If the attack is successful, the end user would have no way of knowing that they have been attacked. “You will not know. You will not experience anything,” said Michael Gorelik, the chief technology officer at Morphisec, the security firm that says it discovered the hole and reported it to Microsoft.

Gorelik said that the hole that was already patched did require that the attacker have email credentials for the attack to work.

But, he added, “Even if the attacker has email credentials, it does not mean he had access to the network or the computer. Any normal organization has to assume that some of its employees’ credentials are out by definition.”

After all, he pointed out, “If adversaries could execute code in the network by merely having email credentials, we would have 1000% more cases of ransomware compromise and we wouldn’t need initial access brokers.”

The risk is still there

Of far greater concern, Gorelik said, is that this flaw may indicate the existence of similar zero-click holes that Microsoft has yet to patch.

“There are at least two more confirmed CVEs that have yet to be patched, (both of) which lead to full NTLM [Network Trust Level Manager] compromise, so the risk is still there,” Gorelik told CSO Online on Wednesday. 

The hole, which Microsoft has dubbed CVE-2024-38173, allows any email malware to be activated without the recipient opening the message, courtesy of Outlook’s popular email preview function. But even for those who are not using mail preview, the malware is still likely to be activated, as most corporate employees would likely open those messages. They know to not open an unknown attachment or click on an unexpected link, but this attack methodology requires neither of those actions.

“The discovery of CVE-2024-38173 highlights a critical flaw in the form-based architecture of Outlook, where an attacker with access to an account can craft and propagate a malicious form that evades detection due to a faulty deny list implementation,” Gorelik said. 

Form security at fault

But Gorelik stressed that Tuesday’s patch does not likely resolve the vulnerability. 

“This vulnerability is the third in a series, indicating a persistent issue with Microsoft’s handling of form security. To mitigate the risk of exploitation, enterprises should enforce Kerberos authentication by default and block NTLM where possible,” he said. “Additionally, hardening endpoints and restricting certain protocols, such as SMB [server message block], are crucial steps.”

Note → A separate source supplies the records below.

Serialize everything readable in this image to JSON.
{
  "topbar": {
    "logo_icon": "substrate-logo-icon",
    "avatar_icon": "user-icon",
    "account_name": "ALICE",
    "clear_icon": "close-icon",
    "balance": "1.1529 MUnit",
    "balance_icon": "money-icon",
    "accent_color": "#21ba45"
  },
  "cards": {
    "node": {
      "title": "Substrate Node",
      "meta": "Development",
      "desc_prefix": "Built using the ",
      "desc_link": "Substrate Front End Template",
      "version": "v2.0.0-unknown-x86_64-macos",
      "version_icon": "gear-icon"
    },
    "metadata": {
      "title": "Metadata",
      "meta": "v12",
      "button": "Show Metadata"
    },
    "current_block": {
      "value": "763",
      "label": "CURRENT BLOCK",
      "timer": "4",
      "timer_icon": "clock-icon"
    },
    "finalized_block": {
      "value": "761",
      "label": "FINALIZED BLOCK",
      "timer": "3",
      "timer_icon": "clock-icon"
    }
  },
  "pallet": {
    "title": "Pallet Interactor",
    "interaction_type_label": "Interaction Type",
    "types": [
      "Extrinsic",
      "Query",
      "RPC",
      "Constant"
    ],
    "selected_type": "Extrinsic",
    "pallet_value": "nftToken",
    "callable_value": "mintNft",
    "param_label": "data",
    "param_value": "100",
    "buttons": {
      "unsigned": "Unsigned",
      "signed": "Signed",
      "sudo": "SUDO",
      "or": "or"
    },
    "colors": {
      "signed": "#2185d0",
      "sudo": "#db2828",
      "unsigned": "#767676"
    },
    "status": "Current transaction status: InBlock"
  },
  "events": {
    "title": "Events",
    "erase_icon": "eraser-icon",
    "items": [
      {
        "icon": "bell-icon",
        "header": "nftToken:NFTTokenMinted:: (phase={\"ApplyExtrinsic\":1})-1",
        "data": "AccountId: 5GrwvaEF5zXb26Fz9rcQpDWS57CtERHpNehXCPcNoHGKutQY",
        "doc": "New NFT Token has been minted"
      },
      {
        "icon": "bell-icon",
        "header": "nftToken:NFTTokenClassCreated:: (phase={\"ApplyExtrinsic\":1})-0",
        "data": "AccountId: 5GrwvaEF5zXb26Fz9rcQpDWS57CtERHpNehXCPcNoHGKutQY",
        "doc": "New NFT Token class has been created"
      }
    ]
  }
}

The problem with the remaining holes is that they all involve means of bypassing the Microsoft deny list, and to therefore allow a custom form to automatically execute, Gorelik explained. He suggested blocking all SMB outbound permissions as well as strictly enforcing SMB signing.

One strategy to defend against the issues, he said, is to leverage AMTD, which is a concept from Gartner called Automated Moving Target Defense, in which system configurations, network characteristics, or software are dynamically modified to disrupt attackers’ efforts to discover and exploit vulnerabilities.

It may get worse

The NTML matter is something that Microsoft has wrestled with before. And in its blog post, Morphisec offered ways that these problems could get much worse. 

It said that the holes leveraged “techniques to hijack and leak NTLM. Both vulnerabilities are critical, as attackers could theoretically chain them and build a full attack chain allowing the adversary complete control of the system without the need for prior authentication.”

This story has been updated with a clarification that the patched flaw required the attacker to have email credentials.